More: Grizz Rook, Jaren Jackson, Jr. — An Irrationally Early Analysis

What you will quickly discover is that Anderson’s value is not directly found in his scoring ability. He averaged a tick under 8 PPG last season and shot 33% from behind the arc on less than 1 attempt per game.

kyle anderson shot chart
Anderson’s 2017-2018 Shot Chart  via NBASavant.com

Kyle is more of a jack of all trades, semi master of some type of guy.  His nickname is actually “Slow Mo”, which would suggest that he is not extremely fleet of foot, but excels in finding other, more cerebral ways to compete and remain relevant. Check out this heads up play against our beloved Grizz.


The Spurs SB Nation site, Pounding the Rock, had this to say about Anderson in a recent article:

There’s a lot more to basketball than shooting, and Anderson is good at almost all of it. He can rebound, score in a pinch, find the open man and defend. With the league demanding positional flexibility, a guy that can realistically play both forward spots is valuable.

Anderson’s role on the Grizzlies

As previously discussed, Anderson was forced into a starting role last year for the first time in his career. In all fairness, if you have a competitive playoff team, which the Spurs weren’t, then Anderson should not be one of your top 6 or 7 guys. However, with the experience gained over his tenure in the NBA, he can be a valuable guy coming off the bench for the type of team that Chris Wallace is trying to assemble. That is the role that I see him playing for Memphis in the upcoming seasons. Remember Tayshaun Prince anyone? He put up fairly similar numbers to Anderson in the 2012-2013 season for the Grizzlies in the franchise’s most successful season to date. Glue guys can become just as much pillars for a franchise as the big money max contract players.

There is no way that JJJ won’t be starting immediately or sooner. This means that we are likely to see a 2nd unit that looks something like Carter-Harrison-Anderson-Parsons-Rabb (yes, I did leave some names out..that’s a topic for another day).

Jevon Carter was a 4 year player in college, so I anticipate that he will immediately be able to contribute.

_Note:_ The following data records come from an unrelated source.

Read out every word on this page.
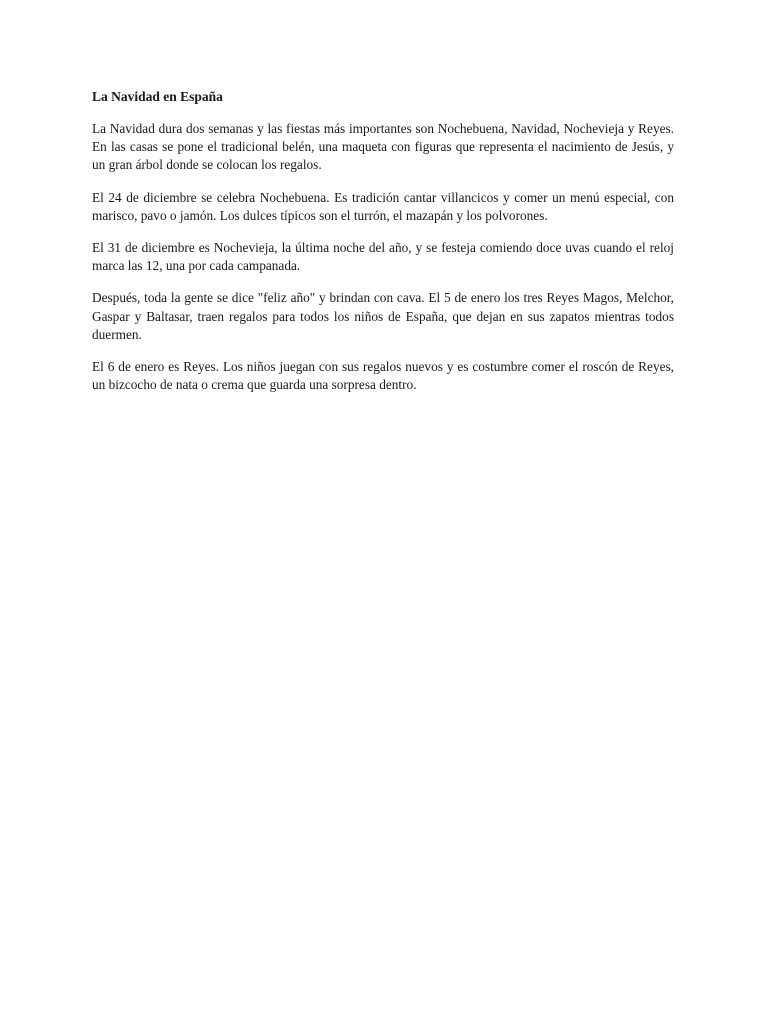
La Navidad en España

La Navidad dura dos semanas y las fiestas más importantes son Nochebuena, Navidad, Nochevieja y Reyes. En las casas se pone el tradicional belén, una maqueta con figuras que representa el nacimiento de Jesús, y un gran árbol donde se colocan los regalos.

El 24 de diciembre se celebra Nochebuena. Es tradición cantar villancicos y comer un menú especial, con marisco, pavo o jamón. Los dulces típicos son el turrón, el mazapán y los polvorones.

El 31 de diciembre es Nochevieja, la última noche del año, y se festeja comiendo doce uvas cuando el reloj marca las 12, una por cada campanada.

Después, toda la gente se dice "feliz año" y brindan con cava. El 5 de enero los tres Reyes Magos, Melchor, Gaspar y Baltasar, traen regalos para todos los niños de España, que dejan en sus zapatos mientras todos duermen.

El 6 de enero es Reyes. Los niños juegan con sus regalos nuevos y es costumbre comer el roscón de Reyes, un bizcocho de nata o crema que guarda una sorpresa dentro.
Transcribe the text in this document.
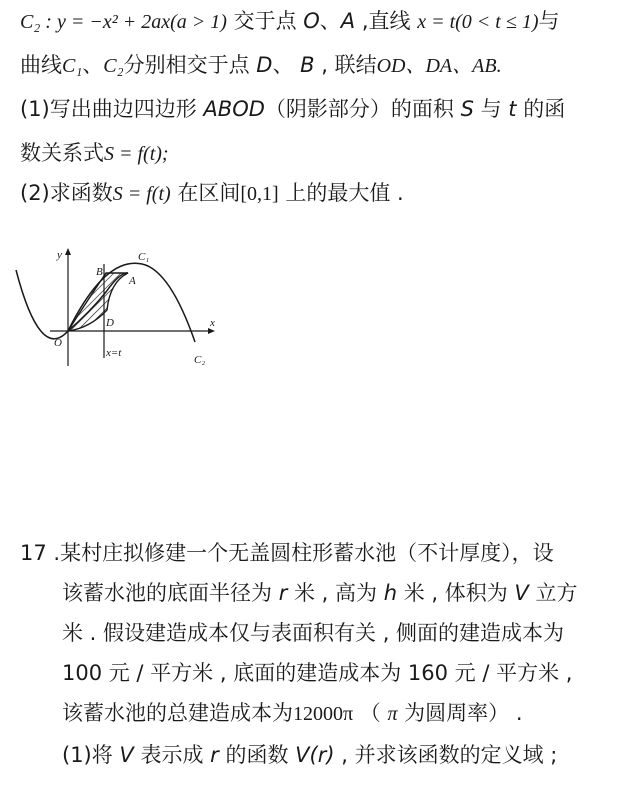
C₂ : y = −x² + 2ax(a > 1) 交于点 O、A ,直线 x = t(0 < t ≤ 1)与
曲线C₁、C₂分别相交于点 D、 B , 联结OD、DA、AB.
(1)写出曲边四边形 ABOD（阴影部分）的面积 S 与 t 的函
数关系式S = f(t);
(2)求函数S = f(t) 在区间[0,1] 上的最大值 .
y
x
O
B
A
D
C₁
C₂
x=t
17 .某村庄拟修建一个无盖圆柱形蓄水池（不计厚度），设
该蓄水池的底面半径为 r 米 , 高为 h 米 , 体积为 V 立方
米 . 假设建造成本仅与表面积有关 , 侧面的建造成本为
100 元 / 平方米 , 底面的建造成本为 160 元 / 平方米 ,
该蓄水池的总建造成本为12000π （ π 为圆周率） .
(1)将 V 表示成 r 的函数 V(r) , 并求该函数的定义域 ;
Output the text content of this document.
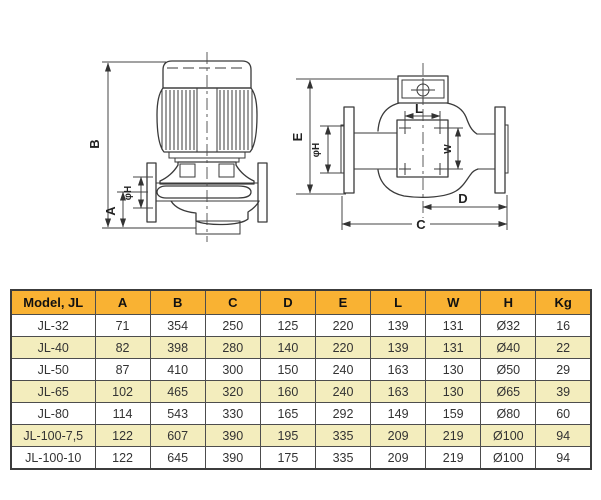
B
A
φH
E
φH
L
W
D
C
Model, JL	A	B	C	D	E	L	W	H	Kg
JL-32	71	354	250	125	220	139	131	Ø32	16
JL-40	82	398	280	140	220	139	131	Ø40	22
JL-50	87	410	300	150	240	163	130	Ø50	29
JL-65	102	465	320	160	240	163	130	Ø65	39
JL-80	114	543	330	165	292	149	159	Ø80	60
JL-100-7,5	122	607	390	195	335	209	219	Ø100	94
JL-100-10	122	645	390	175	335	209	219	Ø100	94
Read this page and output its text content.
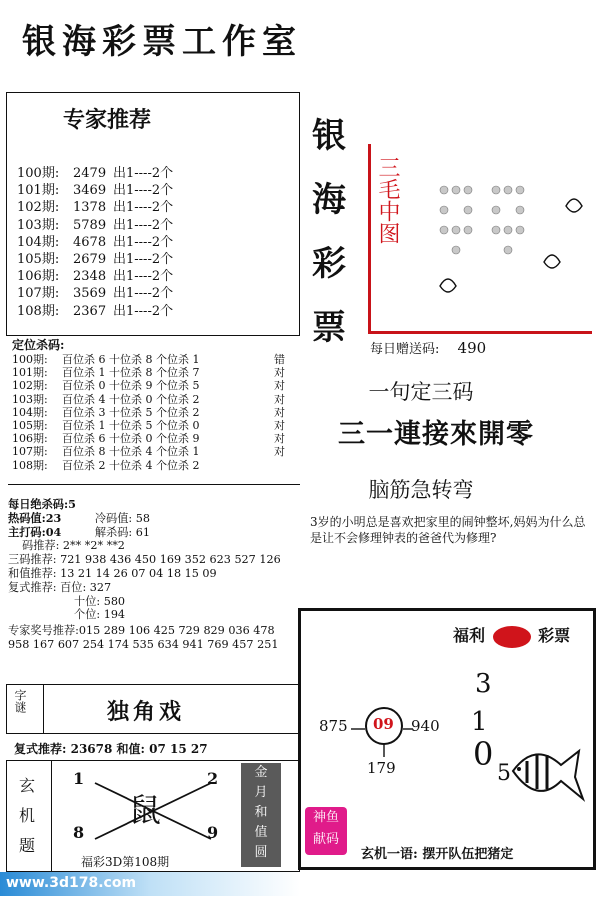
银海彩票工作室
专家推荐
100期: 2479 出1----2个
101期: 3469 出1----2个
102期: 1378 出1----2个
103期: 5789 出1----2个
104期: 4678 出1----2个
105期: 2679 出1----2个
106期: 2348 出1----2个
107期: 3569 出1----2个
108期: 2367 出1----2个
银
海
彩
票
三毛中图
每日赠送码: 490
定位杀码:
100期: 百位杀 6 十位杀 8 个位杀 1	错
101期: 百位杀 1 十位杀 8 个位杀 7	对
102期: 百位杀 0 十位杀 9 个位杀 5	对
103期: 百位杀 4 十位杀 0 个位杀 2	对
104期: 百位杀 3 十位杀 5 个位杀 2	对
105期: 百位杀 1 十位杀 5 个位杀 0	对
106期: 百位杀 6 十位杀 0 个位杀 9	对
107期: 百位杀 8 十位杀 4 个位杀 1	对
108期: 百位杀 2 十位杀 4 个位杀 2
一句定三码
三一連接來開零
脑筋急转弯
3岁的小明总是喜欢把家里的闹钟整坏,妈妈为什么总是让不会修理钟表的爸爸代为修理?
每日绝杀码:5
热码值:23	冷码值: 58
主打码:04	解杀码: 61
码推荐: 2** *2* **2
三码推荐: 721 938 436 450 169 352 623 527 126
和值推荐: 13 21 14 26 07 04 18 15 09
复式推荐: 百位: 327
十位: 580
个位: 194
专家奖号推荐:015 289 106 425 729 829 036 478
958 167 607 254 174 535 634 941 769 457 251	福利	彩票
875 09 940
179
3
1
0
5
神鱼
献码
玄机一语: 摆开队伍把猪定
字谜	独角戏
复式推荐: 23678 和值: 07 15 27
玄
机
题
1	2
8	9
鼠
福彩3D第108期
金
月
和
值
圆
www.3d178.com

Andrew Harrison is not PG material, but I like him off the ball as it relieves the pressure on him and he has shown spurts of solid defense and occasional offensive prowess. Anderson and Chandler Parsons can both play the 3/4 positions and several of us here at The Barn think that Ivan Rabb will have a breakout season.

What is this going to cost Memphis?

According to reports, the Grizzlies offer to Anderson is $ 37.2 mm over 4 years with a 15% trade kicker. Memphis used up the full Mid-Level Exception with this signing, which puts the salary cap situation like this. This contract pencils in Anderson as a Grizz until the end of the 2021-2022 season. Right now Anderson is 24, so that means he will be 28 at the end of that contract. 

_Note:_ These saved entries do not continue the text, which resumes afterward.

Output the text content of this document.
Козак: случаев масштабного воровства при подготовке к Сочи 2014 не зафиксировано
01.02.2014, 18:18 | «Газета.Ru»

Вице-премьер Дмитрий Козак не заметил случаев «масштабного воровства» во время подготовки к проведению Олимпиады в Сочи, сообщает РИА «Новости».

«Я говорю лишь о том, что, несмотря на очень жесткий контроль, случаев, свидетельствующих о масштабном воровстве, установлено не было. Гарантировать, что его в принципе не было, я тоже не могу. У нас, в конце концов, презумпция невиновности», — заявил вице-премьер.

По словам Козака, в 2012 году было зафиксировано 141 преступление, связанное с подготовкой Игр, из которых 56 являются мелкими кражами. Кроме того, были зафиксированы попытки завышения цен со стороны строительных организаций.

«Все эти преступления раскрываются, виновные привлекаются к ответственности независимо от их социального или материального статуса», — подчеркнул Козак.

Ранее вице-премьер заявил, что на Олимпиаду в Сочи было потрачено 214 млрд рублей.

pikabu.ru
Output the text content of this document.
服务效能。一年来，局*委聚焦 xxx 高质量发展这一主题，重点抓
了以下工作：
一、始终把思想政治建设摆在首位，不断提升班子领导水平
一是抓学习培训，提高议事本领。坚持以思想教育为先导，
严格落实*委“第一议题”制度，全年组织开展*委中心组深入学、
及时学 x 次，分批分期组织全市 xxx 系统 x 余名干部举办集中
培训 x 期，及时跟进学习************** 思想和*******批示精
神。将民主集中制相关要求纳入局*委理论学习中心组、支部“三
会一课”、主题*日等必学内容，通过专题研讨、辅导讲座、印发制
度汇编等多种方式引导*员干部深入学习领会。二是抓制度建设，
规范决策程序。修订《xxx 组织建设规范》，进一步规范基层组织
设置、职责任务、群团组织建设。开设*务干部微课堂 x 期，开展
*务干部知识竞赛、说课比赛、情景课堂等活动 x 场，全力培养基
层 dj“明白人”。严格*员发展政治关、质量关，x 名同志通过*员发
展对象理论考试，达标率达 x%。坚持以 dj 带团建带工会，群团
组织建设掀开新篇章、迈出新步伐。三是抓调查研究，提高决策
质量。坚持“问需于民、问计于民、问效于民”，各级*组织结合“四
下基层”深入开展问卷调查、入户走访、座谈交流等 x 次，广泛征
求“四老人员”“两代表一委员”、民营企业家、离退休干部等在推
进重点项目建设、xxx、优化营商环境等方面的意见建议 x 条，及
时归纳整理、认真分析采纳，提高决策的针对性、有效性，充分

While some might say that paying Anderson in excess of $9 mm per season is outrageous, I implore that you think big picture. The Grizzlies are going with a hard Grit-n-Grind reset in the culture of the franchise. To do that, you need guys at the core who are not the most flashy, aesthetically pleasing players. Anderson falls right into that bucket and by the time that his contract is up, I am confident that he will have won the hearts and minds of Memphis fans. Hopefully in the near future we get to see this type of play, the type of play that exudes heart and toughness, the type of play that Memphians respect, the GNG.